Quero minha vida de volta, quero meu corpo e minha alma

Há em mim a angústia do retorno, a espera da calma

A insanidade miserável de quem já foi, virou passado

Não há aurora na escuridão calada do meu coração

Há uma dor que teima em doer e uma lágrima que teima em cair

Uma voz rouca escondida por trás de um grito abafado

Não quero migalhas, restos, pedaços, quero tudo por inteiro

Escancara os meus defeitos (que não são poucos),

Jogue-os junto a mim, no chão imundo da minha consciência

Atire-os contra mim, um a um como pedras: apedreje-me

Mas não lance sobre mim uma punição eterna:

A de não mais sentir a sua presença

A de não sentir seu perfume passeando pela minha lembrança

A morte poderia até ser um alívio a este corpo sedento de descanso

Caso ele já não estivesse morto.

Morri tão logo suas mãos soltaram as minhas.

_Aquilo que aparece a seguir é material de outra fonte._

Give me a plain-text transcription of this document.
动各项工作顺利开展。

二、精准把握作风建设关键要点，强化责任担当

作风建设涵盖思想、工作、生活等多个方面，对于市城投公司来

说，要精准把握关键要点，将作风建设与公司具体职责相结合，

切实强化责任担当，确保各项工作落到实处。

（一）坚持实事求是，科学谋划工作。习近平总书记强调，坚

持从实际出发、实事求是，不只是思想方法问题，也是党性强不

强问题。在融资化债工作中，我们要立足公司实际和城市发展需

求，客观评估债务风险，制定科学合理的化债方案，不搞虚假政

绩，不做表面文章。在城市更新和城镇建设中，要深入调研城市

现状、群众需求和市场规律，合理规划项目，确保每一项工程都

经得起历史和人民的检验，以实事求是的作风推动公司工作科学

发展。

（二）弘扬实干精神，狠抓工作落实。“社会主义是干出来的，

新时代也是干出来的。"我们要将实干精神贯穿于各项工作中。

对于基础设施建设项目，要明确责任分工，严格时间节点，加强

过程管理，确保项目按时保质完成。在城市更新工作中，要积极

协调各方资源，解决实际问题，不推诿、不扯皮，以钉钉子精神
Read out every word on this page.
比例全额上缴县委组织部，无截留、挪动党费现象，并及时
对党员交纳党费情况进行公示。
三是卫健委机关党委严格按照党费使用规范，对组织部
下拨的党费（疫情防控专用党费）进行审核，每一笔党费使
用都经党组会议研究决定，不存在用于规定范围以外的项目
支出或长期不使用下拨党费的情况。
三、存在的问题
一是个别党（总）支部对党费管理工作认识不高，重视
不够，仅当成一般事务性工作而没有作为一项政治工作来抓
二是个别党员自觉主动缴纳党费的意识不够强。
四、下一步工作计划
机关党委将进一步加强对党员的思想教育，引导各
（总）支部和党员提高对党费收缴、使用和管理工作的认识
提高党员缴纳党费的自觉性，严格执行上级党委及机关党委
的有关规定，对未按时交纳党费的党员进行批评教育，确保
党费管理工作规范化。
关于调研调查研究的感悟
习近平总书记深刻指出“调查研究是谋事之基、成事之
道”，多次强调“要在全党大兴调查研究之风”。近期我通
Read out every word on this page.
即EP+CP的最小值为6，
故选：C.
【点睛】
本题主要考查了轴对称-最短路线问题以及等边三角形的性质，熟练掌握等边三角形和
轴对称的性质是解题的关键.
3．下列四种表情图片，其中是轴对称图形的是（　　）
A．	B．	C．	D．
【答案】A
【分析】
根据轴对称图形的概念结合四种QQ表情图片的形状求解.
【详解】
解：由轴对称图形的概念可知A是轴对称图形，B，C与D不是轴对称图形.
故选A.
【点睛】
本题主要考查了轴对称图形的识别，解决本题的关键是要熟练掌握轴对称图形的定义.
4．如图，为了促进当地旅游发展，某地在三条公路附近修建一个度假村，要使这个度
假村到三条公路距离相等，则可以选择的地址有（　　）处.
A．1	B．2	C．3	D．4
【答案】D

Morri tão logo seus lábios recusaram-se a dizer

o adeus que seus olhos já diziam.

Volto-me para dentro de mim. Silencio.

Vejo, à distância, a poeira levantada no caminho...

Vai dissipando lentamente junto aos meus pensamentos...

Reminiscências de uma vida – esta que parece outra

Vejo sumindo ao longe, a imagem, o pensamento,

O sonho, a poesia, a poeira, a esperança, o amor...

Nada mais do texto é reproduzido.